Congrats for the spectacular release! What about QtQuick on Web via emscripten/nacl? Is it still developing stage or discontinued?
> The previous LTS release, Qt 5.6, is starting to show it’s age
its
Fantastic.
Great Job Boys.
Could you guys help us please to find more info on these topics mentioned in this blog-post:
– “Optionally, you can also pre-create that cache at application build time, achieving similar performance and startup time benefits as with the Qt Quick Compiler. ” – how would one do this(it says “Optionally”)?
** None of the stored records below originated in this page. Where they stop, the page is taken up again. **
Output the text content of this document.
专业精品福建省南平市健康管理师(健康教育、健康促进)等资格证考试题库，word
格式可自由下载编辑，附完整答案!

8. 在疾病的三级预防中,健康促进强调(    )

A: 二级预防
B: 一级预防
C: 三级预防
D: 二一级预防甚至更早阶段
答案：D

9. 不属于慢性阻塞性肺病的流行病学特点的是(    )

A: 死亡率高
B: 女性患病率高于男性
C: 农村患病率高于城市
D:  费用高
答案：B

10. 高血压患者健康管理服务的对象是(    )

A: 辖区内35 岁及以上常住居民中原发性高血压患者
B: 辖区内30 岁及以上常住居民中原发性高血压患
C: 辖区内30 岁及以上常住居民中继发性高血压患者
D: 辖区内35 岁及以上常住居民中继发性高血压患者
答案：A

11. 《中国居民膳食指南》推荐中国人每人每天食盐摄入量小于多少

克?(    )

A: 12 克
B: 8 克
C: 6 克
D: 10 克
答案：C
Are there docs on how this works and how to do this?
From this phrase I understand that it should be something similar to resource files, where you have to do additional steps in order to compile-in the resource file.
– “The new infrastructure has two modes of operation.” – are there docs explaining what each mode does and how to use it?
– “We added an image provider that can share image data between processes, and a new OpenVG backend” – where can we find docs about this image provider and this new OpenVG backend?
If docs do not exist, even links to Jira issues would be helpful.
For the OpenVG backend, see http://doc.qt.io/qt-5/qtquick-visualcanvas-adaptations.html and especially http://doc.qt.io/qt-5/qtquick-visualcanvas-adaptations-openvg.html
Come on, guys.
The Bugs
https://bugreports.qt.io/browse/QTBUG-59704
https://bugreports.qt.io/browse/QTBUG-59256
are still not fixed although there is a patch available.
iOS Apps using https requests are also not working at all.
So why you release Qt 5.9 which is simply broken and not useable at all?
They are not P0 bugs, so there is no need to fix them, isn’t it? On the other hand, a P0 bug can be easily changed to P1(like it was done with QTBUG-61053) and will not prevent release.
Hey, where’s the MinGW binaries for Windows?
Nice to see QT 5.9 is released but I hoped Qt 5.9 has BLE support for Windows. Do you know this feature become available in future releases?